EU state breaks ranks on Russian assets
Estonia will not wait for an all-EU decision but will devise its own framework for confiscating Russian assets blocked by Brussels in response to Moscow’s military intervention in Ukraine, the country’s foreign minister, Urmas Reinsalu, has announced.
“European countries have instructed the European Commission to create a legal scheme that would allow the use of frozen assets for the aid and recovery of Ukraine. But there is no consensus on this issue yet,” Reinsalu told the newspaper Postimees on Wednesday.
“We have discussed this in the government and decided that, in parallel with [the EU], we will start devising a legal framework that would allow us to use these funds,” the minister said, adding that the move could create a precedent for international law.
The EU froze around €17 billion ($18 billion) as part of sanctions imposed on Moscow after it launched a military operation in Ukraine in late February, according to the bloc’s justice commissioner, Didier Reynders. He said in October that the West had also blocked the reserves of Russia’s Central Bank, worth €300 million.

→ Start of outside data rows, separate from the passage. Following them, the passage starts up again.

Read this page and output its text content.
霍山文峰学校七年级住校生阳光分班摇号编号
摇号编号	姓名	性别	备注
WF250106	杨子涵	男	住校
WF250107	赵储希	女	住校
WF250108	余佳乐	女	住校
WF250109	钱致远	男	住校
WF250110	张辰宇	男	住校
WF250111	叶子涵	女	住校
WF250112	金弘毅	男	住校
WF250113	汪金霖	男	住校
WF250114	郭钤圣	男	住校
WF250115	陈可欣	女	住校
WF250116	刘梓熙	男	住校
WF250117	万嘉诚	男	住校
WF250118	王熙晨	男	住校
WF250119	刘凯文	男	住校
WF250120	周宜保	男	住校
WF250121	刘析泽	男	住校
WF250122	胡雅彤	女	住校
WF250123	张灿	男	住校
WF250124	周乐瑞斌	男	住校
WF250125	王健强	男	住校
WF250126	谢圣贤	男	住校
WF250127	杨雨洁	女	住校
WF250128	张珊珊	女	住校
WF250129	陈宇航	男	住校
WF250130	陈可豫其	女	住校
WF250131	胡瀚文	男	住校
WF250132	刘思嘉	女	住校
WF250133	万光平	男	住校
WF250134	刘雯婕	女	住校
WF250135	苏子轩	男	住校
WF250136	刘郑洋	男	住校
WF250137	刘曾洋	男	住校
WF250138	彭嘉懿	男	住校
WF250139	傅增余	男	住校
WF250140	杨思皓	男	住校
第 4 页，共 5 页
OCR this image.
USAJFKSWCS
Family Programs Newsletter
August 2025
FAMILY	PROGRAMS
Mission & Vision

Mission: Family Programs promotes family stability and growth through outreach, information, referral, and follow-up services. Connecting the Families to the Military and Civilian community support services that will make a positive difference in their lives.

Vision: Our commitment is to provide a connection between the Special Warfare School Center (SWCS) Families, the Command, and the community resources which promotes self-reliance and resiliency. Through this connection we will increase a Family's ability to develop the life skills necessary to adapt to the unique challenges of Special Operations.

European Commission President Ursula von der Leyen warned in late November that “Russia and its oligarchs have to compensate Ukraine for the damage and cover the costs for rebuilding the country.” Bloomberg reported on Tuesday that the German government supported Kiev’s call to confiscate Russian assets, but has not yet made a decision on the matter.
Moscow, meanwhile, maintains that the seizure of Russian funds is “theft.” Foreign Ministry spokeswoman Maria Zakharova accused Brussels in October of “refusing to protect the property of Russians, while openly declaring the primacy of political reasoning over the law.”